"I watched what happened when Nortel went bust," said Alec Saunders, RIM's vice-president of developer relations and ecosystems development, noting that it seems some Canadians are "wishing (RIM) away."
He added that the company has been "getting slapped around," but is going through a rejuvenation process as it develops its highly anticipated BlackBerry 10 platform, set to be released later this year.
Mr. Saunders said the company has listened to developers complain about the difficulty of developing an app without access to the device, and an online simulation does exist to test out software for BlackBerry 10.
But RIM is taking developer's concerns one step further, Mr. Saunders told attendees of Mobile Monday, a mobile developer networking event co-founded by Untether.tv founder Rob Woodbridge and Macadamian CEO Fred Boulanger.
RIM has produced 6,000 devices called BlackBerry 10 Dev Alpha, which Mr. Saunders will be distributing for free at an 18-city BlackBerry 10 Jam World Tour.
The iPhone-sized and shaped device will allow developers to test their apps and ensure they are compatible with the newest BlackBerry platform.
The only Canadian pit stop on the world tour is in Toronto on June 21, with not enough devices to accommodate additional dates in Canada such as Ottawa, Mr. Saunders said.
Registration for the event is open, with only 200 spots available at each location. Each attending developer is eligible for a free Dev Alpha device that they will receive at the event.
Another boon promised by RIM and announced by Mr. Saunders is the pledge that if a developer doesn't make $10,000 in revenues from their BlackBerry app in the first year, RIM will write them a cheque to ensure they get that amount.
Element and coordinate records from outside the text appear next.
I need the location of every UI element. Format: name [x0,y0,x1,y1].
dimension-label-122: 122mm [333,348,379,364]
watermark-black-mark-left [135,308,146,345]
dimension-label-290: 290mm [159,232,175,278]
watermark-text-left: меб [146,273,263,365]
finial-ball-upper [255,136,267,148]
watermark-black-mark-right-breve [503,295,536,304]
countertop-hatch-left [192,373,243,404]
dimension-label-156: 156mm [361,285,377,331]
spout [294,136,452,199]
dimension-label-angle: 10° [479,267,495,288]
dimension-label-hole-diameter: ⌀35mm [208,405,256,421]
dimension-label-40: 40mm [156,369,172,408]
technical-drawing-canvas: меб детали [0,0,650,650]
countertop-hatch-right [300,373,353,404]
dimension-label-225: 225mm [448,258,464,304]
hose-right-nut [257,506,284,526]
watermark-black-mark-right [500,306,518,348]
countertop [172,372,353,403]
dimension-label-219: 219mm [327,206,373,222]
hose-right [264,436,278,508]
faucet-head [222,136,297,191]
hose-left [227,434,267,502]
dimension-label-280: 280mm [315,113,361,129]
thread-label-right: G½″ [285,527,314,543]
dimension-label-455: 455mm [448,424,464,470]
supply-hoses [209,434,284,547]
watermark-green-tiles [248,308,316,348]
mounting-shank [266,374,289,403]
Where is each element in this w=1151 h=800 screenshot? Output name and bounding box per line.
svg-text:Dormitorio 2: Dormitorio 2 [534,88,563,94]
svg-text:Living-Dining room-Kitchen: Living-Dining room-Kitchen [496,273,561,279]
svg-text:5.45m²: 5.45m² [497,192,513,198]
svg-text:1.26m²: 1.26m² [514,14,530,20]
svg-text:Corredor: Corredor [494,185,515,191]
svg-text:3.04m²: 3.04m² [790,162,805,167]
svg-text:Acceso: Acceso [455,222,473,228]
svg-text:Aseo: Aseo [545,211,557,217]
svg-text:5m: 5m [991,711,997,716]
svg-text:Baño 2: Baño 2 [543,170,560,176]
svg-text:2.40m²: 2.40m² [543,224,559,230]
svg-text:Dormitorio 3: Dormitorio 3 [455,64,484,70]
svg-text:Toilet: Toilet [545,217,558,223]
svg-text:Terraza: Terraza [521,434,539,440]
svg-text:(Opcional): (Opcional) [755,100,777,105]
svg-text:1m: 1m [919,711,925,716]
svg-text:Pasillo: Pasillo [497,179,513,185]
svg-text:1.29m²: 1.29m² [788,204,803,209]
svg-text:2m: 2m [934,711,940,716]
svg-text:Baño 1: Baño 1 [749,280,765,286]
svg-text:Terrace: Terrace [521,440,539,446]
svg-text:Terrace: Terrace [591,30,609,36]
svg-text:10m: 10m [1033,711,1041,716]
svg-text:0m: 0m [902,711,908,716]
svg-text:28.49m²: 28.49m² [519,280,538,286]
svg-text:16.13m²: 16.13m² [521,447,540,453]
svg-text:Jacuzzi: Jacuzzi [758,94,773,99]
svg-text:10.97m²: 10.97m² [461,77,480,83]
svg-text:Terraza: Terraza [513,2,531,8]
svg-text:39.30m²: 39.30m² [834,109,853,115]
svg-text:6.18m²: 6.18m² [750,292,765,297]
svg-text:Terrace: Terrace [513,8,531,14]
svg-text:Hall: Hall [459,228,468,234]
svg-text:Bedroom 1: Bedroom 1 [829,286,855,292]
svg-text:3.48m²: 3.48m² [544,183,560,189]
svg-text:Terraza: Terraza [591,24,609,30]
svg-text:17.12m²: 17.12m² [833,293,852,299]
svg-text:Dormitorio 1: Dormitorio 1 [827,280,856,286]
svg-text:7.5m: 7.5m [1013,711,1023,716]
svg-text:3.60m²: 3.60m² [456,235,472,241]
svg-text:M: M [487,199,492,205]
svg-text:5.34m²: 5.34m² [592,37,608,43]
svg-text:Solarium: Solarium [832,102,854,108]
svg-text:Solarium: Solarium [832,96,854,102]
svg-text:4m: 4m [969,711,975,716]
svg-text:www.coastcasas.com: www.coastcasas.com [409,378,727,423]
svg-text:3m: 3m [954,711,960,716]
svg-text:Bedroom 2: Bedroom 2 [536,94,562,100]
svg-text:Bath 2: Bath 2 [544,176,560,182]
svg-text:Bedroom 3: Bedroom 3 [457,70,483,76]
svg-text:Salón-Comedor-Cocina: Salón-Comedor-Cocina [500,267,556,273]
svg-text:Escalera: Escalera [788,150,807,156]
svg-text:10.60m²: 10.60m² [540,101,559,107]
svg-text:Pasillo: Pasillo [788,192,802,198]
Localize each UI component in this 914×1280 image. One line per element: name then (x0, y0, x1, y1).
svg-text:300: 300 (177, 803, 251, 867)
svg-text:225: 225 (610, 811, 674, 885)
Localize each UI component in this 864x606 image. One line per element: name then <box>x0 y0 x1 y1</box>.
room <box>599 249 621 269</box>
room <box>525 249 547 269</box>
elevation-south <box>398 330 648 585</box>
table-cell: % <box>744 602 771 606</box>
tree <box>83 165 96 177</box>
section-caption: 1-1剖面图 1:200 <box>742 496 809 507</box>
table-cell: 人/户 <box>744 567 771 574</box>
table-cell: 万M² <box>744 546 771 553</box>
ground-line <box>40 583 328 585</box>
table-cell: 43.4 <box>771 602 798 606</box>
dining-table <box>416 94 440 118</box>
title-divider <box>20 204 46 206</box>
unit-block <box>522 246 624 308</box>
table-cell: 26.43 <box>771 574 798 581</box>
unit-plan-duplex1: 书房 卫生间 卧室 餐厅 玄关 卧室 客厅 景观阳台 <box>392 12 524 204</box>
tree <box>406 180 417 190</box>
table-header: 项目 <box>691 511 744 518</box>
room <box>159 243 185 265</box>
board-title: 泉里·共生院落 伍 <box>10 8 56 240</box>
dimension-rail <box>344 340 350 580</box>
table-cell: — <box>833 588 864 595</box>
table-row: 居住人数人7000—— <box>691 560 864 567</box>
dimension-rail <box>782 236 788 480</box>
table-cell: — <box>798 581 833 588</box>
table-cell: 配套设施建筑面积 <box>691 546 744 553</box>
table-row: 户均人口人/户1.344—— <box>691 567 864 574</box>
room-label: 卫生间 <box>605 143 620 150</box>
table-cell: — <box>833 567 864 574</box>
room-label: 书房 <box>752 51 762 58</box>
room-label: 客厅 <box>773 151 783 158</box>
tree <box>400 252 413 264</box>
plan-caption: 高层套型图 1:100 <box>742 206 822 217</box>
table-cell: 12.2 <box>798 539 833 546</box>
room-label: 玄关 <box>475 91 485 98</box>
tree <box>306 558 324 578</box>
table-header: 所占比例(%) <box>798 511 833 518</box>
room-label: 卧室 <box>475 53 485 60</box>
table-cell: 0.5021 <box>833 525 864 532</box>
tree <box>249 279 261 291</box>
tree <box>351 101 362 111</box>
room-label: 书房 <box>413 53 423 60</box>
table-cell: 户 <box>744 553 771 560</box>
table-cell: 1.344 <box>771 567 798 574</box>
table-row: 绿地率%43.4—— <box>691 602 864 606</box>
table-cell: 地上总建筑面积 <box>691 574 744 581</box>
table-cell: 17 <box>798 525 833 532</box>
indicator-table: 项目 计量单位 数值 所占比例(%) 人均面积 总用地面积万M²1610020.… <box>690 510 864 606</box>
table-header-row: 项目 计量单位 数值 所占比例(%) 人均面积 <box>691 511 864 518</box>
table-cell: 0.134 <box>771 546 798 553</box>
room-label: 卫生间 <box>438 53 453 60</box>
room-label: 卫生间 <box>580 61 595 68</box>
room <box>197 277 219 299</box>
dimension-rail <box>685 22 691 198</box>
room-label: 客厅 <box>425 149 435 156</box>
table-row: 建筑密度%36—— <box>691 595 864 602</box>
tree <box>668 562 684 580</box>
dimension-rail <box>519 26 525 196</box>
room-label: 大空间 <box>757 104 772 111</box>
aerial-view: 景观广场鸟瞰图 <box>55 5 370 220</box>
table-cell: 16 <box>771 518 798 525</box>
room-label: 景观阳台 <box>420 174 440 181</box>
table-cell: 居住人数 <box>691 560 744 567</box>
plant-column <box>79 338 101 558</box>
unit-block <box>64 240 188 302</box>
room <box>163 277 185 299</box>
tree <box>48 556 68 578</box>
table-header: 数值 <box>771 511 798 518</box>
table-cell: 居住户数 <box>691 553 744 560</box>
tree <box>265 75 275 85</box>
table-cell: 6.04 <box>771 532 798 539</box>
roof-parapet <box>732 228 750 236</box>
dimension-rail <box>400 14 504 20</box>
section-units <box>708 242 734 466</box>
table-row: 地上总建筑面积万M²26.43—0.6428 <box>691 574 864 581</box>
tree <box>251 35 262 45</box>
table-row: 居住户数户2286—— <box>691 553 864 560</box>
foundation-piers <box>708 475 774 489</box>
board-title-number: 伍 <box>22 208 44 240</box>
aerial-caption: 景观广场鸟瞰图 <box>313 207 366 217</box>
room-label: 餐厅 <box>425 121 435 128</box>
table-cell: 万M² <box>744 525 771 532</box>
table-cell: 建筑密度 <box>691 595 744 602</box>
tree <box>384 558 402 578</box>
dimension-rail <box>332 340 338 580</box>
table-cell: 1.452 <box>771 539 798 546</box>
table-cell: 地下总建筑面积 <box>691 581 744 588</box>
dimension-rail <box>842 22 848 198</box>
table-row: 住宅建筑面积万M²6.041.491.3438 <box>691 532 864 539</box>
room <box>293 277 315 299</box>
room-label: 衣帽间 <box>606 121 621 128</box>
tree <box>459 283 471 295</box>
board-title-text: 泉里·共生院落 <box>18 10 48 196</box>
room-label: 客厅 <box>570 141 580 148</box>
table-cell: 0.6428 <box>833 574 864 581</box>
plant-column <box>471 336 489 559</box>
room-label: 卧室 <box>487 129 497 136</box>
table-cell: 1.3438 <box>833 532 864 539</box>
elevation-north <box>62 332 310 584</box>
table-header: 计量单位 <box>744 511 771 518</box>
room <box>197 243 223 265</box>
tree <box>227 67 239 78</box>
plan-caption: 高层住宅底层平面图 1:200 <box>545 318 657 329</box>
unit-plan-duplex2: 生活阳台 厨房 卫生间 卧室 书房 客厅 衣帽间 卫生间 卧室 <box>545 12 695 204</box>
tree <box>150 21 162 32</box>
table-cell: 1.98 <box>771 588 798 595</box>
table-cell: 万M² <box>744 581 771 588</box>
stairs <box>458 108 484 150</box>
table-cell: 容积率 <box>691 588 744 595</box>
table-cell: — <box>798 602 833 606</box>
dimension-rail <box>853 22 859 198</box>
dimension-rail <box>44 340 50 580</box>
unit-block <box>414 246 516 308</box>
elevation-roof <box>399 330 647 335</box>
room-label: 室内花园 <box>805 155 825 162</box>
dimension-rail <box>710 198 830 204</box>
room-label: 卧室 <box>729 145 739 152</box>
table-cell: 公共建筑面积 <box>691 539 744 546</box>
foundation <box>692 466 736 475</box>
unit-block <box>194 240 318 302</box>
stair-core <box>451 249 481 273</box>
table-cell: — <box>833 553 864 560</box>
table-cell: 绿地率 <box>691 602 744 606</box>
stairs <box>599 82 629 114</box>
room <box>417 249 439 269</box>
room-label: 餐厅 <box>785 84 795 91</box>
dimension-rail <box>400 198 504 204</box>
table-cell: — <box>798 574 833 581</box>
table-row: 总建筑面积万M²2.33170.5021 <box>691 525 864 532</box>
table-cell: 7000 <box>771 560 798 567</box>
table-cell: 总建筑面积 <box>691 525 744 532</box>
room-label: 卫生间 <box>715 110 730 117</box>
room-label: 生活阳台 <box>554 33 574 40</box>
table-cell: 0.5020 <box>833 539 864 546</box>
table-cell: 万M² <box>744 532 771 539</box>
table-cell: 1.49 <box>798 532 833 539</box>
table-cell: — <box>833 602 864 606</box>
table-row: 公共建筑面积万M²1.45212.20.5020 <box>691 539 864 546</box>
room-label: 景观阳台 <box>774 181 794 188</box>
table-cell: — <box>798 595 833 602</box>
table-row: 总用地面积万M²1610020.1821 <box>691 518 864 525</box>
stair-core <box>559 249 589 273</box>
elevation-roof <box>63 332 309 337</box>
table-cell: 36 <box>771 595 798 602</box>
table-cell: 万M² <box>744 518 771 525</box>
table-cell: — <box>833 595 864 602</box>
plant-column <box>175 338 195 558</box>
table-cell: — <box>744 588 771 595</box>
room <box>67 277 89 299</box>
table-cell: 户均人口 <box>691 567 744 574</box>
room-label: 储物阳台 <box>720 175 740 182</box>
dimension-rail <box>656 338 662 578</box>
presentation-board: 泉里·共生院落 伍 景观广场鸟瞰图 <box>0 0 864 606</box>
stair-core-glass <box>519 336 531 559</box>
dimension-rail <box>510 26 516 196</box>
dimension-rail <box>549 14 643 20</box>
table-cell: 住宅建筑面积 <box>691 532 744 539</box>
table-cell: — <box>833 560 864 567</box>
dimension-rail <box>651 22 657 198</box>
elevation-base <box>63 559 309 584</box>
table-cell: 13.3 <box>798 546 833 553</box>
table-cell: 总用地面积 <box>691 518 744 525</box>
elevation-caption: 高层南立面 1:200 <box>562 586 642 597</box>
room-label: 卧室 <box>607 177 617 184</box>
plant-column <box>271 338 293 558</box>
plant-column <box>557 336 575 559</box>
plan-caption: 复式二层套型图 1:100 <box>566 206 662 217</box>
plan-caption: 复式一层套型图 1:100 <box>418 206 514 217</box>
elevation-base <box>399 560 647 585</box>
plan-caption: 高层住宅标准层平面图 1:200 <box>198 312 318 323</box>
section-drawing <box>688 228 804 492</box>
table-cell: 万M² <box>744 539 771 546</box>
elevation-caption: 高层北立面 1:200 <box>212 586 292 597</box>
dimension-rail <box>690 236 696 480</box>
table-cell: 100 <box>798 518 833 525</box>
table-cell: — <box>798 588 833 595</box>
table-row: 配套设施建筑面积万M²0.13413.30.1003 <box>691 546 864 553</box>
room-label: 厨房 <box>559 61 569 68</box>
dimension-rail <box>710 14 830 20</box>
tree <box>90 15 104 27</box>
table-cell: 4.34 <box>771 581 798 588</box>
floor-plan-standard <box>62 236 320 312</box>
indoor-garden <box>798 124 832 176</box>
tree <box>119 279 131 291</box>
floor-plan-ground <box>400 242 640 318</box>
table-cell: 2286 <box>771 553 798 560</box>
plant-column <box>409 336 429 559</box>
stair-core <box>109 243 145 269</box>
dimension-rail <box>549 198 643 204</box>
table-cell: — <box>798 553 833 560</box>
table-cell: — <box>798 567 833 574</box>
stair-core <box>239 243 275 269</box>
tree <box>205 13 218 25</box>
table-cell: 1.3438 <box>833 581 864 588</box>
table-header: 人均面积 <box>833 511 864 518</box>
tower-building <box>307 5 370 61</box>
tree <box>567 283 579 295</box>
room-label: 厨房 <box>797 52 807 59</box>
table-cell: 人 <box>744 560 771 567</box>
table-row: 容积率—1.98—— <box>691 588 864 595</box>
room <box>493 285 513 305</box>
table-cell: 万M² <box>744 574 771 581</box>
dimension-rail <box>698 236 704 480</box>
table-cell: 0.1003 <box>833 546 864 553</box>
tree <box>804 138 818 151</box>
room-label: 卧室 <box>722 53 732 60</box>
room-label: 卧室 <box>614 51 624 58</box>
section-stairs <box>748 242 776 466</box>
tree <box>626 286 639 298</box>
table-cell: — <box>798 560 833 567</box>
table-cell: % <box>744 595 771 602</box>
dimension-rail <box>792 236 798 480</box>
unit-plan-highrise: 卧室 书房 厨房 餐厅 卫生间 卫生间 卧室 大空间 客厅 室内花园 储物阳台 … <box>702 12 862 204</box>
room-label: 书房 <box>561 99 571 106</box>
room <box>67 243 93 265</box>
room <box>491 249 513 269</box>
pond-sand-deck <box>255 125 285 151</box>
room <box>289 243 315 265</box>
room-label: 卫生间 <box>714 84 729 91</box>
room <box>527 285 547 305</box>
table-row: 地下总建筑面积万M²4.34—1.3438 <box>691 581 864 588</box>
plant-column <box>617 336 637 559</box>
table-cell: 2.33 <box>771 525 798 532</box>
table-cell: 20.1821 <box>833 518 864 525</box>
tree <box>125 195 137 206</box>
Many developers asked whether this was a scalable promise considering the high volume of apps being added to the platform, and Mr. Saunders acknowledged that details are still being determined.
He added that the $10,000 guarantee would be granted to developers after the app passed a quality assurance process by a third party company that has yet to be hired.
Mr. Saunders put out a call to attendees to develop a guidebook for how to pass the quality assurance app test, adding that he would likely be able to put money behind the project.
He outlined other issues developers have raised about BlackBerry, such as the prevailing myth that it is difficult to program for its platform.
But with the option to develop apps using various programs including Adobe Air, HTML5, QNX Native SDK, Android, Java and C++, Mr. Saunders said that just isn't true.
"I think that what we've built is the most open platform a developer can use," he said.
The new platform will feature Cascades, which RIM describes as an easy-to-use and flexible user-interface framework that will support BlackBerry 10 apps. It will also allow for BlackBerry PlayBook apps to be ported to the new platform with minor tweaks.
Another "myth" Mr. Saunders sought to bust was the notion that developers are leaving the BlackBerry platform.
The number of vendors on BlackBerry's App World jumped 254 per cent last year and 68 per cent last quarter alone, Mr. Saunders said, with almost 25,000 PlayBook apps and almost 75,000 apps for BlackBerry OS.
Mr. Woodbridge, who emceed the developers' pizza party, referred to RIM as "a beacon in the world for Canada."
"I wouldn't write them off," he said.